The Philippines is a group of islands located in southeastern Asia between the Philippine Sea and South China Sea. The island nation is cumulatively 116,000 square miles, which is slightly larger than the state of Arizona. With over 14,000 miles of coastline, the Philippines observe a tropical marine climate with northeast monsoon from November to April and southwest monsoon from May to October. According to the CIA World Factbook, 41% of land is used for agricultural purposes with top products including rice, fish, livestock, bananas, coconut and sugarcane. The population of the Philippines was 105.9 million in 2018. Unlike most nations, less than half of the Philippines population is classified as “urban” and populations are concentrated where the best farmlands lie. In 2018, the Philippines ranked 10th among U.S. agricultural export markets and totaled $2.6 billion in export value. Despite tariffs, export growth to the Philippines has increased 113% in the past decade.

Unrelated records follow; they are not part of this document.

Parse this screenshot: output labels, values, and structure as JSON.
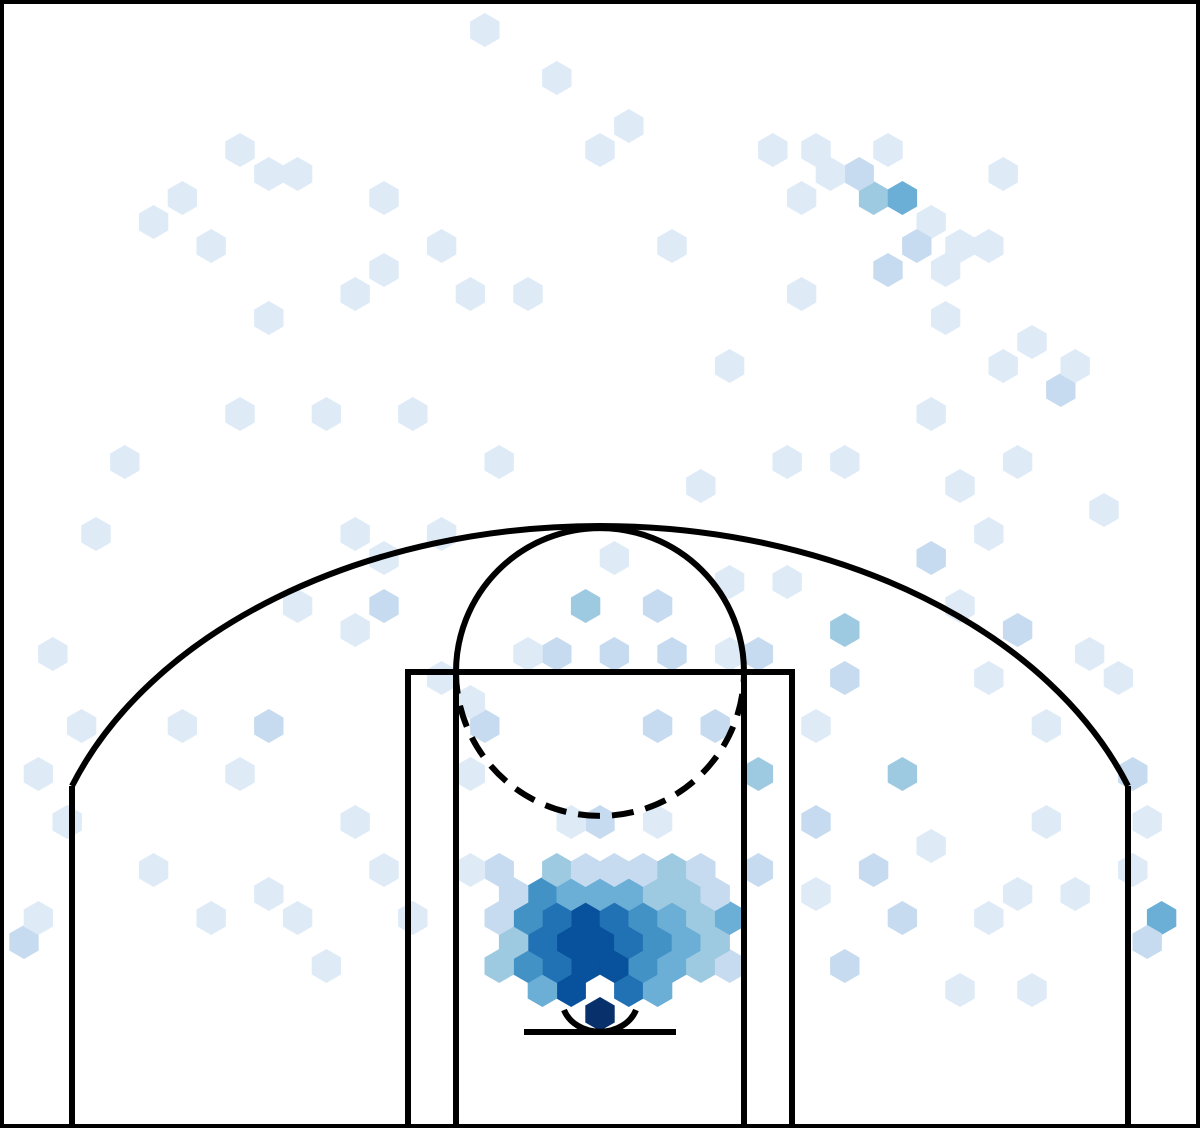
{
  "chart_data": {
    "type": "heatmap",
    "subtype": "hexbin-shot-chart",
    "title": "",
    "xlabel": "",
    "ylabel": "",
    "xlim": [
      -250,
      250
    ],
    "ylim": [
      -47.5,
      422.5
    ],
    "axes_visible": false,
    "grid": false,
    "legend": "none",
    "colormap": [
      "#f7fbff",
      "#deebf7",
      "#c6dbef",
      "#9ecae1",
      "#6baed6",
      "#4292c6",
      "#2171b5",
      "#08519c",
      "#08306b"
    ],
    "bins": [
      {
        "x": 0,
        "y": 0,
        "level": 8
      },
      {
        "x": -12,
        "y": 10,
        "level": 7
      },
      {
        "x": 12,
        "y": 10,
        "level": 6
      },
      {
        "x": -24,
        "y": 10,
        "level": 4
      },
      {
        "x": 24,
        "y": 10,
        "level": 4
      },
      {
        "x": -6,
        "y": 20,
        "level": 7
      },
      {
        "x": 6,
        "y": 20,
        "level": 7
      },
      {
        "x": -18,
        "y": 20,
        "level": 6
      },
      {
        "x": 18,
        "y": 20,
        "level": 5
      },
      {
        "x": -30,
        "y": 20,
        "level": 5
      },
      {
        "x": 30,
        "y": 20,
        "level": 4
      },
      {
        "x": -42,
        "y": 20,
        "level": 3
      },
      {
        "x": 42,
        "y": 20,
        "level": 3
      },
      {
        "x": 54,
        "y": 20,
        "level": 2
      },
      {
        "x": -12,
        "y": 30,
        "level": 7
      },
      {
        "x": 0,
        "y": 30,
        "level": 7
      },
      {
        "x": 12,
        "y": 30,
        "level": 6
      },
      {
        "x": -24,
        "y": 30,
        "level": 6
      },
      {
        "x": 24,
        "y": 30,
        "level": 5
      },
      {
        "x": -36,
        "y": 30,
        "level": 3
      },
      {
        "x": 36,
        "y": 30,
        "level": 4
      },
      {
        "x": 48,
        "y": 30,
        "level": 3
      },
      {
        "x": -6,
        "y": 40,
        "level": 7
      },
      {
        "x": 6,
        "y": 40,
        "level": 6
      },
      {
        "x": -18,
        "y": 40,
        "level": 6
      },
      {
        "x": 18,
        "y": 40,
        "level": 5
      },
      {
        "x": -30,
        "y": 40,
        "level": 5
      },
      {
        "x": 30,
        "y": 40,
        "level": 4
      },
      {
        "x": 42,
        "y": 40,
        "level": 3
      },
      {
        "x": 54,
        "y": 40,
        "level": 4
      },
      {
        "x": -42,
        "y": 40,
        "level": 2
      },
      {
        "x": -24,
        "y": 50,
        "level": 5
      },
      {
        "x": -12,
        "y": 50,
        "level": 4
      },
      {
        "x": 0,
        "y": 50,
        "level": 4
      },
      {
        "x": 12,
        "y": 50,
        "level": 4
      },
      {
        "x": 24,
        "y": 50,
        "level": 3
      },
      {
        "x": 36,
        "y": 50,
        "level": 3
      },
      {
        "x": 48,
        "y": 50,
        "level": 2
      },
      {
        "x": -36,
        "y": 50,
        "level": 2
      },
      {
        "x": -18,
        "y": 60,
        "level": 3
      },
      {
        "x": -6,
        "y": 60,
        "level": 2
      },
      {
        "x": 6,
        "y": 60,
        "level": 2
      },
      {
        "x": 18,
        "y": 60,
        "level": 2
      },
      {
        "x": 30,
        "y": 60,
        "level": 3
      },
      {
        "x": 42,
        "y": 60,
        "level": 2
      },
      {
        "x": -42,
        "y": 60,
        "level": 2
      },
      {
        "x": -54,
        "y": 60,
        "level": 1
      },
      {
        "x": 0,
        "y": 80,
        "level": 2
      },
      {
        "x": -12,
        "y": 80,
        "level": 1
      },
      {
        "x": 24,
        "y": 80,
        "level": 1
      },
      {
        "x": -48,
        "y": 120,
        "level": 2
      },
      {
        "x": 24,
        "y": 120,
        "level": 2
      },
      {
        "x": 48,
        "y": 120,
        "level": 2
      },
      {
        "x": -18,
        "y": 150,
        "level": 2
      },
      {
        "x": 6,
        "y": 150,
        "level": 2
      },
      {
        "x": 30,
        "y": 150,
        "level": 2
      },
      {
        "x": 54,
        "y": 150,
        "level": 1
      },
      {
        "x": 66,
        "y": 150,
        "level": 2
      },
      {
        "x": -6,
        "y": 170,
        "level": 3
      },
      {
        "x": 24,
        "y": 170,
        "level": 2
      },
      {
        "x": -90,
        "y": 170,
        "level": 2
      },
      {
        "x": 6,
        "y": 190,
        "level": 1
      },
      {
        "x": -54,
        "y": 100,
        "level": 1
      },
      {
        "x": 66,
        "y": 100,
        "level": 3
      },
      {
        "x": 90,
        "y": 80,
        "level": 2
      },
      {
        "x": 126,
        "y": 100,
        "level": 3
      },
      {
        "x": 126,
        "y": 40,
        "level": 2
      },
      {
        "x": 102,
        "y": 20,
        "level": 2
      },
      {
        "x": 114,
        "y": 60,
        "level": 2
      },
      {
        "x": 102,
        "y": 140,
        "level": 2
      },
      {
        "x": 102,
        "y": 160,
        "level": 3
      },
      {
        "x": 162,
        "y": 140,
        "level": 1
      },
      {
        "x": 174,
        "y": 160,
        "level": 2
      },
      {
        "x": 138,
        "y": 190,
        "level": 2
      },
      {
        "x": 150,
        "y": 170,
        "level": 1
      },
      {
        "x": 138,
        "y": 250,
        "level": 1
      },
      {
        "x": 222,
        "y": 100,
        "level": 2
      },
      {
        "x": 234,
        "y": 40,
        "level": 4
      },
      {
        "x": 228,
        "y": 30,
        "level": 2
      },
      {
        "x": 228,
        "y": 80,
        "level": 1
      },
      {
        "x": 210,
        "y": 210,
        "level": 1
      },
      {
        "x": 192,
        "y": 260,
        "level": 2
      },
      {
        "x": 198,
        "y": 270,
        "level": 1
      },
      {
        "x": 180,
        "y": 280,
        "level": 1
      },
      {
        "x": 150,
        "y": 320,
        "level": 1
      },
      {
        "x": 138,
        "y": 330,
        "level": 1
      },
      {
        "x": 144,
        "y": 290,
        "level": 1
      },
      {
        "x": 114,
        "y": 340,
        "level": 3
      },
      {
        "x": 126,
        "y": 340,
        "level": 4
      },
      {
        "x": 108,
        "y": 350,
        "level": 2
      },
      {
        "x": 96,
        "y": 350,
        "level": 1
      },
      {
        "x": 132,
        "y": 320,
        "level": 2
      },
      {
        "x": 120,
        "y": 310,
        "level": 2
      },
      {
        "x": 144,
        "y": 310,
        "level": 1
      },
      {
        "x": 162,
        "y": 320,
        "level": 1
      },
      {
        "x": 90,
        "y": 360,
        "level": 1
      },
      {
        "x": 84,
        "y": 340,
        "level": 1
      },
      {
        "x": 120,
        "y": 360,
        "level": 1
      },
      {
        "x": 168,
        "y": 350,
        "level": 1
      },
      {
        "x": -48,
        "y": 410,
        "level": 1
      },
      {
        "x": -18,
        "y": 390,
        "level": 1
      },
      {
        "x": 12,
        "y": 370,
        "level": 1
      },
      {
        "x": 0,
        "y": 360,
        "level": 1
      },
      {
        "x": -126,
        "y": 350,
        "level": 1
      },
      {
        "x": -90,
        "y": 340,
        "level": 1
      },
      {
        "x": 72,
        "y": 360,
        "level": 1
      },
      {
        "x": 84,
        "y": 300,
        "level": 1
      },
      {
        "x": -198,
        "y": 230,
        "level": 1
      },
      {
        "x": -210,
        "y": 200,
        "level": 1
      },
      {
        "x": -234,
        "y": 100,
        "level": 1
      },
      {
        "x": -240,
        "y": 30,
        "level": 2
      },
      {
        "x": -234,
        "y": 40,
        "level": 1
      },
      {
        "x": -186,
        "y": 60,
        "level": 1
      },
      {
        "x": -162,
        "y": 40,
        "level": 1
      },
      {
        "x": -138,
        "y": 50,
        "level": 1
      },
      {
        "x": -174,
        "y": 120,
        "level": 1
      },
      {
        "x": -138,
        "y": 120,
        "level": 2
      },
      {
        "x": -150,
        "y": 100,
        "level": 1
      },
      {
        "x": -102,
        "y": 160,
        "level": 1
      },
      {
        "x": -126,
        "y": 170,
        "level": 1
      },
      {
        "x": -90,
        "y": 190,
        "level": 1
      },
      {
        "x": -102,
        "y": 200,
        "level": 1
      },
      {
        "x": -114,
        "y": 250,
        "level": 1
      },
      {
        "x": -78,
        "y": 250,
        "level": 1
      },
      {
        "x": -150,
        "y": 250,
        "level": 1
      },
      {
        "x": -138,
        "y": 290,
        "level": 1
      },
      {
        "x": -102,
        "y": 300,
        "level": 1
      },
      {
        "x": -54,
        "y": 300,
        "level": 1
      },
      {
        "x": -66,
        "y": 320,
        "level": 1
      },
      {
        "x": -162,
        "y": 320,
        "level": 1
      },
      {
        "x": -174,
        "y": 340,
        "level": 1
      },
      {
        "x": -186,
        "y": 330,
        "level": 1
      },
      {
        "x": -150,
        "y": 360,
        "level": 1
      },
      {
        "x": -138,
        "y": 350,
        "level": 1
      },
      {
        "x": -90,
        "y": 310,
        "level": 1
      },
      {
        "x": -30,
        "y": 300,
        "level": 1
      },
      {
        "x": 30,
        "y": 320,
        "level": 1
      },
      {
        "x": 54,
        "y": 270,
        "level": 1
      },
      {
        "x": 78,
        "y": 230,
        "level": 1
      },
      {
        "x": 102,
        "y": 230,
        "level": 1
      },
      {
        "x": 42,
        "y": 220,
        "level": 1
      },
      {
        "x": -42,
        "y": 230,
        "level": 1
      },
      {
        "x": -66,
        "y": 200,
        "level": 1
      },
      {
        "x": -30,
        "y": 150,
        "level": 1
      },
      {
        "x": -66,
        "y": 140,
        "level": 1
      },
      {
        "x": 54,
        "y": 180,
        "level": 1
      },
      {
        "x": 78,
        "y": 180,
        "level": 1
      },
      {
        "x": 150,
        "y": 220,
        "level": 1
      },
      {
        "x": 162,
        "y": 200,
        "level": 1
      },
      {
        "x": 168,
        "y": 270,
        "level": 1
      },
      {
        "x": 174,
        "y": 230,
        "level": 1
      },
      {
        "x": 186,
        "y": 120,
        "level": 1
      },
      {
        "x": 186,
        "y": 80,
        "level": 1
      },
      {
        "x": 174,
        "y": 50,
        "level": 1
      },
      {
        "x": 162,
        "y": 40,
        "level": 1
      },
      {
        "x": 198,
        "y": 50,
        "level": 1
      },
      {
        "x": 180,
        "y": 10,
        "level": 1
      },
      {
        "x": 150,
        "y": 10,
        "level": 1
      },
      {
        "x": 138,
        "y": 70,
        "level": 1
      },
      {
        "x": 90,
        "y": 120,
        "level": 1
      },
      {
        "x": 66,
        "y": 60,
        "level": 2
      },
      {
        "x": 90,
        "y": 50,
        "level": 1
      },
      {
        "x": -90,
        "y": 60,
        "level": 1
      },
      {
        "x": -102,
        "y": 80,
        "level": 1
      },
      {
        "x": -78,
        "y": 40,
        "level": 1
      },
      {
        "x": -114,
        "y": 20,
        "level": 1
      },
      {
        "x": -126,
        "y": 40,
        "level": 1
      },
      {
        "x": -54,
        "y": 130,
        "level": 1
      },
      {
        "x": 222,
        "y": 60,
        "level": 1
      },
      {
        "x": 216,
        "y": 140,
        "level": 1
      },
      {
        "x": 204,
        "y": 150,
        "level": 1
      },
      {
        "x": -222,
        "y": 80,
        "level": 1
      },
      {
        "x": -228,
        "y": 150,
        "level": 1
      },
      {
        "x": -216,
        "y": 120,
        "level": 1
      }
    ]
  }
}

Animal Protein Consumption and Domestic Industry

The Philippines ranks below average in per capita consumption for nearly all forms of animal protein. While fish is the most popular form of protein in the Philippines, pork ranks above both poultry and beef. Over the past ten years, per capita fish consumption has declined slightly while consumption of other animal proteins has increased. Similar trends can be observed for domestic production where fish production has declined steadily since 2014 and domestic pork and poultry production have increased. In 2018, the Philippines was 85% self-sufficient in pork production. Over the past 10 years, imports of all proteins have increased, with fish, poultry, and beef all surpassing import levels of pork.


Retail Sector

The food retail sector in the Philippines is reportedly expanding in several ways. According to the USDA Global Agricultural Information Network (GAIN), modern supermarkets and fast food franchises are increasing in quantity and popularity. GAIN also states that convenience stores are “proliferating” and creating increased opportunities for U.S. products. National chains have become prominent in the Philippines with Western-style stores dominating the retail market. Given these circumstances, U.S. brands are widely recognized by Philippine consumers and are regarded as safe, reliable and high quality. As the retail sector continues to expand, more opportunities will become available for high value products such as those imported from the U.S.

Looking Ahead

As with any export market, there are significant advantages and challenges associated with exporting to the Philippines. The expansion of the food retail and food processing sectors in the Philippines has created more opportunities for U.S. products that may otherwise struggle to reach consumers. Given the 21-day shipping time of perishable products and a lack of cold storage within the country, U.S. meat products are not always readily available or price competitive. Furthermore, 46% of the Philippine population lives in rural areas with limited access to imported goods. However, U.S. products tend to have a relatively longer shelf life and sturdy packaging that can better withstand the country’s poor distribution methods.